Purpose: To describe the posterior airway space and soft tissue changes in patients who received orthodontics and single or dual surgical jaw advancement and to evaluate if there is a correlation between increasing amounts of advancement and long-term reduction in obstructive sleep apnea.
Methods: Records were searched from one oral surgeon and one orthodontist for all patients treated by bilateral sagittal split osteotomy (BSSO) or maxillomandibular advancement (MMA) done in combination with orthodontics. Cephalometric films from pre-treatment, pre-surgery, post-surgery, and final removal of appliances were collected and traced. Pre-surgical and Post-surgical polysomnography results were collected, specifically the apnea-hypopnea indexes (AHI). The patients were recruited to complete a questionnaire and Epworth Sleepiness Scale (ESS) to assess long-term outcomes from treatment. Descriptive statistics were calculated for all cephalometric measurements and the data was analyzed for change from initial to final measurements with significance level set at P < .05. Linear regressions were performed to find estimates for the final OSA outcomes (AHI and ESS) as a function of mandibular advancement.
Results: Forty-three patients, treated from 1995-2010, were identified for the study. Twenty-nine patients had a complete cephalometric film series. The maxilla and mandible were advanced 5.2 mm and 8.3 mm respectively, with a mean 4 mm increase in posterior airway space. The upper and lower lip protrusion increased by 4.8 mm and 7.6 mm but there was no significant change in relation to the nose-chin line. The soft tissue chin increased by 11.3 mm. Thirty-three patients completed the long-term survey at a mean 6.3 years ± 2.6 (range 2-12 years) after removal of appliances. The majority of patients (90%) reported reduction of their OSA symptoms and were pleased with their facial appearance. 79% of patients would recommend the orthodontic and surgical management of OSA to prospective candidates. 22 patients had initial AHI and final ESS values to assess final ESS score as a function of mandibular advancement. The mandibular advancement regression coefficient was -0.03 statistically and clinically insignificant. Twelve patients had initial and final AHI values to assess final AHI value as a function of mandibular advancement. The regression coefficient of mandibular advancement was 0.05, also statistically and clinically insignificant. No correlation could be found due to the lack of variation of mandibular advancement and limited sample size.

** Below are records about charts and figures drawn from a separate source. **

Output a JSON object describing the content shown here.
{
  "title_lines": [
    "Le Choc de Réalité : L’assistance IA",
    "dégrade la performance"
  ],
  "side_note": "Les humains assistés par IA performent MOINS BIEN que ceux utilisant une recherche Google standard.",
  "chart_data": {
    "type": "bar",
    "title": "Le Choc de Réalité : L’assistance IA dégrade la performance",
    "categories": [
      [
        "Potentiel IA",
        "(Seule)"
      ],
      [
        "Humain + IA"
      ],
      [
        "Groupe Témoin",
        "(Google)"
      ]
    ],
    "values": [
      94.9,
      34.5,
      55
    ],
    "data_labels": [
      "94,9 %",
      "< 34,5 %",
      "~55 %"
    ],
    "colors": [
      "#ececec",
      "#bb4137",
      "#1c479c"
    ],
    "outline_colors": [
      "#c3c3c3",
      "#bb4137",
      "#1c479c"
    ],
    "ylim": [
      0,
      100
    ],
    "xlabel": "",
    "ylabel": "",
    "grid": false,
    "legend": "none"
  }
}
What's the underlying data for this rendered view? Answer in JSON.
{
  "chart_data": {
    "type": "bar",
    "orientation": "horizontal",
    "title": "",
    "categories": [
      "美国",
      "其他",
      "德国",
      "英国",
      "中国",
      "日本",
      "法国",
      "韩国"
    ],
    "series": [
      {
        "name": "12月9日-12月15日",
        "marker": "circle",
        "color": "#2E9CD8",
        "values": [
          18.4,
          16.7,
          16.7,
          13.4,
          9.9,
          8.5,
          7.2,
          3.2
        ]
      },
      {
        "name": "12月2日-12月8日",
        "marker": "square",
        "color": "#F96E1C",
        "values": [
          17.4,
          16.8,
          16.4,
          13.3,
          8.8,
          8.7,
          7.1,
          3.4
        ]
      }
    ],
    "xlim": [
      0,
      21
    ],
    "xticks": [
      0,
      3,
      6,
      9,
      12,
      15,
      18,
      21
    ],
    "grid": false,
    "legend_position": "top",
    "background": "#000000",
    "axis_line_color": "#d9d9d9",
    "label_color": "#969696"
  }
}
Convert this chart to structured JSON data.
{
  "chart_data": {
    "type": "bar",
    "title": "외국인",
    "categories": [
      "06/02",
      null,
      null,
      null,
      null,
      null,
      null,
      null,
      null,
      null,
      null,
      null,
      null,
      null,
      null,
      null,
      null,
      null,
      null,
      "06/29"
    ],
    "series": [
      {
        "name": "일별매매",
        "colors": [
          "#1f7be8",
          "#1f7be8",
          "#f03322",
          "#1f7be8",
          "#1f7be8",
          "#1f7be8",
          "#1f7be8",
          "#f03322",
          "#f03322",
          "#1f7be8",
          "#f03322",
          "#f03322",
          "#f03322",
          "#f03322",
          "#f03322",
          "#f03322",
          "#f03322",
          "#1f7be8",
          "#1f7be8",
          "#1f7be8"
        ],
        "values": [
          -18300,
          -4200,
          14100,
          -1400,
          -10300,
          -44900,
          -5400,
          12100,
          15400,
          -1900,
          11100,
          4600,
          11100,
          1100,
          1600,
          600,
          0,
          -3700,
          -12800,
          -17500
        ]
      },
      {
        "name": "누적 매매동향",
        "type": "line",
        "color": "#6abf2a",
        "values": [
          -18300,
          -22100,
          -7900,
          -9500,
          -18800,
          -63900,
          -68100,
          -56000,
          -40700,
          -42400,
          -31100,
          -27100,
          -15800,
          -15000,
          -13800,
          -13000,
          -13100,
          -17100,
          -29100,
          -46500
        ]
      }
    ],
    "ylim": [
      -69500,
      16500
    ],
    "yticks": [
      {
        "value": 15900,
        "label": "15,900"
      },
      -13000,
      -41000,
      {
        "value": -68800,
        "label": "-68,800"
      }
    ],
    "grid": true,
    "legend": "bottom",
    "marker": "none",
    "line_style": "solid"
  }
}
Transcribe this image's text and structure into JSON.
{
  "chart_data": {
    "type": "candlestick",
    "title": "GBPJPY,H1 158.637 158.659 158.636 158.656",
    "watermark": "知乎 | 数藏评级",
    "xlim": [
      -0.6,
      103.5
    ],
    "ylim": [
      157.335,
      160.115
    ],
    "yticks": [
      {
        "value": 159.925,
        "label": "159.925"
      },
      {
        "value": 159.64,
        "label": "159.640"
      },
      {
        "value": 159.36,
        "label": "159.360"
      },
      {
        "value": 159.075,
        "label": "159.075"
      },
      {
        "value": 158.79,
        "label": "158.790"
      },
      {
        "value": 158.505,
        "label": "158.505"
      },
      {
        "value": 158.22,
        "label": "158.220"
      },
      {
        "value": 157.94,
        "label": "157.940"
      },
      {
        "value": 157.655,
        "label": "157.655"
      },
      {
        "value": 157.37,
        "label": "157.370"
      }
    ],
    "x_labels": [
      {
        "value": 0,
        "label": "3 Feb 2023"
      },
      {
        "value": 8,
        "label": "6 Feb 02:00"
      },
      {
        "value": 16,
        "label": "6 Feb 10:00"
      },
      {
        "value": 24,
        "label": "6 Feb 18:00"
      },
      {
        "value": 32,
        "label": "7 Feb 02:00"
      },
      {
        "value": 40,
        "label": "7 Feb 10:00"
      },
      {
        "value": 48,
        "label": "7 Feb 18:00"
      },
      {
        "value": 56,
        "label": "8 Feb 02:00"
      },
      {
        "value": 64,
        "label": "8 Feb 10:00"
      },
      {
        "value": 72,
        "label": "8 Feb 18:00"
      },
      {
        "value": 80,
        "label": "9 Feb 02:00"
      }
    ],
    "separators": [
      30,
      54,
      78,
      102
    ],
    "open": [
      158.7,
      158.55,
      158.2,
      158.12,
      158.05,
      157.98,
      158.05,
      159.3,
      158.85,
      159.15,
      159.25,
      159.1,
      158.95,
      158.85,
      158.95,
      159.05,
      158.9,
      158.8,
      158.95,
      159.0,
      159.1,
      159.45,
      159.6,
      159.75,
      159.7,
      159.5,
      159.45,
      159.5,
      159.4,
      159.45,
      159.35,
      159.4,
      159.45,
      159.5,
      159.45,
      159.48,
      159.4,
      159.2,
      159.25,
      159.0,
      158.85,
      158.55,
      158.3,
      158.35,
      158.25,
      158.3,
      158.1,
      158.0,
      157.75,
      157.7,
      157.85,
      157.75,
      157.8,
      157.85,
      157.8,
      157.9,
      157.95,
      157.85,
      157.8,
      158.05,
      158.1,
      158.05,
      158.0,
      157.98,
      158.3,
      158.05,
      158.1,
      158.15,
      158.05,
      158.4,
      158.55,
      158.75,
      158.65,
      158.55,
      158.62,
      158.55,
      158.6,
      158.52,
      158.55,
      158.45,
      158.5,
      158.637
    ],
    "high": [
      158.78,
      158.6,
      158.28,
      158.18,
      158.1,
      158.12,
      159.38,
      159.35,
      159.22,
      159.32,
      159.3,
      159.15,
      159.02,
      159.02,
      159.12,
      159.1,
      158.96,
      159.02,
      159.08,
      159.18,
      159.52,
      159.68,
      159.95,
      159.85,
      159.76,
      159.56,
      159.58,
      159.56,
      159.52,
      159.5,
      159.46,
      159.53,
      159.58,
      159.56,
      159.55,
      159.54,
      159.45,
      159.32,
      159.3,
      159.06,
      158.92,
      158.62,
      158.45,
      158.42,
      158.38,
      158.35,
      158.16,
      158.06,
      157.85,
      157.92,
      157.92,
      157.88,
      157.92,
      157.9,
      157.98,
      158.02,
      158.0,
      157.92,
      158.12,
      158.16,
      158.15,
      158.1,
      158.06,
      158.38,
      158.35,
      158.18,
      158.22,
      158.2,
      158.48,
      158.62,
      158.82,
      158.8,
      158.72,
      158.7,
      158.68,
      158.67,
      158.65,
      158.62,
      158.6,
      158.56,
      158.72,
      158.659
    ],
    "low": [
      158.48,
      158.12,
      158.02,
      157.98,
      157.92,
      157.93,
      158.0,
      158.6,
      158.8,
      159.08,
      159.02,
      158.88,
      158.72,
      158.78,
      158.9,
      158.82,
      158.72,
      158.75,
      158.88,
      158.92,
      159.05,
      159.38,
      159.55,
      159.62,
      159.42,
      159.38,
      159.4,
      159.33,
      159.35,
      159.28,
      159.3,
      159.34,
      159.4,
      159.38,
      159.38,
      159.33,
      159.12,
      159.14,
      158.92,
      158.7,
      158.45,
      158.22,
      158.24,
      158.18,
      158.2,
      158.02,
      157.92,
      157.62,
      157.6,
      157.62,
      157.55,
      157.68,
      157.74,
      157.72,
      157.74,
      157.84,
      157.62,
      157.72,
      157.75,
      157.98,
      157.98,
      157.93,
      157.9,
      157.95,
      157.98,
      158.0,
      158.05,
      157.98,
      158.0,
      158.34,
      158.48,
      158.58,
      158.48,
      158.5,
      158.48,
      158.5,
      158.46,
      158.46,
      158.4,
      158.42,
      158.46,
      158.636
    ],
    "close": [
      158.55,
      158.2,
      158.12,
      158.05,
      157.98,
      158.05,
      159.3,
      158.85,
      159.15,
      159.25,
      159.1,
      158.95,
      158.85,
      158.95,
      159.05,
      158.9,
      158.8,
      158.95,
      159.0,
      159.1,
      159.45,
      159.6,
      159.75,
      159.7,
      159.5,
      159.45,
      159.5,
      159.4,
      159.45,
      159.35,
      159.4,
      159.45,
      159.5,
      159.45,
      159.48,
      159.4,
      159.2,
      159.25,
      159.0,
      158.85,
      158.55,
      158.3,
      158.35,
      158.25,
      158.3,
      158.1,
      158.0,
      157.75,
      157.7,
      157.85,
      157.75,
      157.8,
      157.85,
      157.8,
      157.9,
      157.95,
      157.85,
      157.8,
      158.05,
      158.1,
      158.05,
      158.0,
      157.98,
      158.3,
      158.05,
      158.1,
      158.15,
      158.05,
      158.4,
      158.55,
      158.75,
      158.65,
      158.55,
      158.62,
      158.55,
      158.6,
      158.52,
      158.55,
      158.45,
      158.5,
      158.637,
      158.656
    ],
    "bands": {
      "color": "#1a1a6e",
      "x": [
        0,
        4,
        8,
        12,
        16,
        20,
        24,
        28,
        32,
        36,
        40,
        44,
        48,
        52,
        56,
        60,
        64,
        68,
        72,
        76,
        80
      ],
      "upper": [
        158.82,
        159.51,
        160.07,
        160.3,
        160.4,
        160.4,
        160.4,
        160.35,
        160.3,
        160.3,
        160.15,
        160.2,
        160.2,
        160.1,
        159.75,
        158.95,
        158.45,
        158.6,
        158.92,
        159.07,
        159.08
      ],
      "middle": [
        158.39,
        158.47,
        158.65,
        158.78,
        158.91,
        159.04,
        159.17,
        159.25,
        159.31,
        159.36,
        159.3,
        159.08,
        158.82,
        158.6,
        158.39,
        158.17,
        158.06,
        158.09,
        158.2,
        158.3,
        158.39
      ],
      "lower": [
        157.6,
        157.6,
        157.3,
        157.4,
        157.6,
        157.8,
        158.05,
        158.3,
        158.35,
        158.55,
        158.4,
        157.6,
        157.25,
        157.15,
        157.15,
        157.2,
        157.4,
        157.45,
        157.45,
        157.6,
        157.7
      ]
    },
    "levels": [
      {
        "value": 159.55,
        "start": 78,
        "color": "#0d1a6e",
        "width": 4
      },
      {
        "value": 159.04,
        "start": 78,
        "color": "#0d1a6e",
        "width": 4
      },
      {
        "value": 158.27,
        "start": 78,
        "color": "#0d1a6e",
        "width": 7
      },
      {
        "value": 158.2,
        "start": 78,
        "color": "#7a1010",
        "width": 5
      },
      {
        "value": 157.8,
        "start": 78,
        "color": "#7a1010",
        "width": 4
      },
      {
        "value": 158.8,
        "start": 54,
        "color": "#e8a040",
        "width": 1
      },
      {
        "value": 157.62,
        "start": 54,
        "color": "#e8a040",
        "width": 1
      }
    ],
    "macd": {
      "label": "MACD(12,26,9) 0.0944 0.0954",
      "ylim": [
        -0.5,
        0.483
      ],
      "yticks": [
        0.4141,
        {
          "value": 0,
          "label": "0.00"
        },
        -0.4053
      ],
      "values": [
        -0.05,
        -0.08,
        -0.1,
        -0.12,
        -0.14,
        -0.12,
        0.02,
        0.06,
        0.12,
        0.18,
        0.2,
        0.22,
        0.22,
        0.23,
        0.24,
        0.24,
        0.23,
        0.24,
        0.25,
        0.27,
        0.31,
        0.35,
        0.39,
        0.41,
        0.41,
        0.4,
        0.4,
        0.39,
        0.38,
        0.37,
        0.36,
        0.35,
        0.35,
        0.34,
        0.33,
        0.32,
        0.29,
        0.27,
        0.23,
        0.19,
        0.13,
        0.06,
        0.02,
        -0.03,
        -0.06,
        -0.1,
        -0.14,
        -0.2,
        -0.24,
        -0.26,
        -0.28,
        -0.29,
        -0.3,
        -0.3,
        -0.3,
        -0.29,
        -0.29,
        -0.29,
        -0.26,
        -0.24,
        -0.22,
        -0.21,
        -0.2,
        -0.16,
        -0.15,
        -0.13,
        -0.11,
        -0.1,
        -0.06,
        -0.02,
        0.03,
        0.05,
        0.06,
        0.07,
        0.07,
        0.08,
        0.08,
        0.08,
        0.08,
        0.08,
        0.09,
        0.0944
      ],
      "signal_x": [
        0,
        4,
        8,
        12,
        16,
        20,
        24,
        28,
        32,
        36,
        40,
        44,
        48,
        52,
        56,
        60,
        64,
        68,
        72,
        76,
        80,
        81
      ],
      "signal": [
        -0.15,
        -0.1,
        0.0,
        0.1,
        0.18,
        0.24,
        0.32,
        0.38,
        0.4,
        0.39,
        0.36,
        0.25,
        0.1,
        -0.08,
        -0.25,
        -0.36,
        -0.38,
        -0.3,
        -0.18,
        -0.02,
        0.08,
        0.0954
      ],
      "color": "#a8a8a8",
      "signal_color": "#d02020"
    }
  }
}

Conclusions: Soft tissue profile characteristics, AP airway dimensions, and skeletal maxillomandibular advancement were significantly increased after MMA. Soft tissue parameters were considerably protrusive but still demonstrate facial harmony. There was no evidence of a linear relationship between greater amounts of mandibular advancement and improvement of OSA outcomes. An advancement threshold could not be evaluated due to the limited sample size. Patients well below the recommended 10 mm advancement had successful objective short-term and subjective long-term reduction in OSA symptoms. Overall, patients were satisfied with their OSA management, facial aesthetics, and would recommend the treatment to others.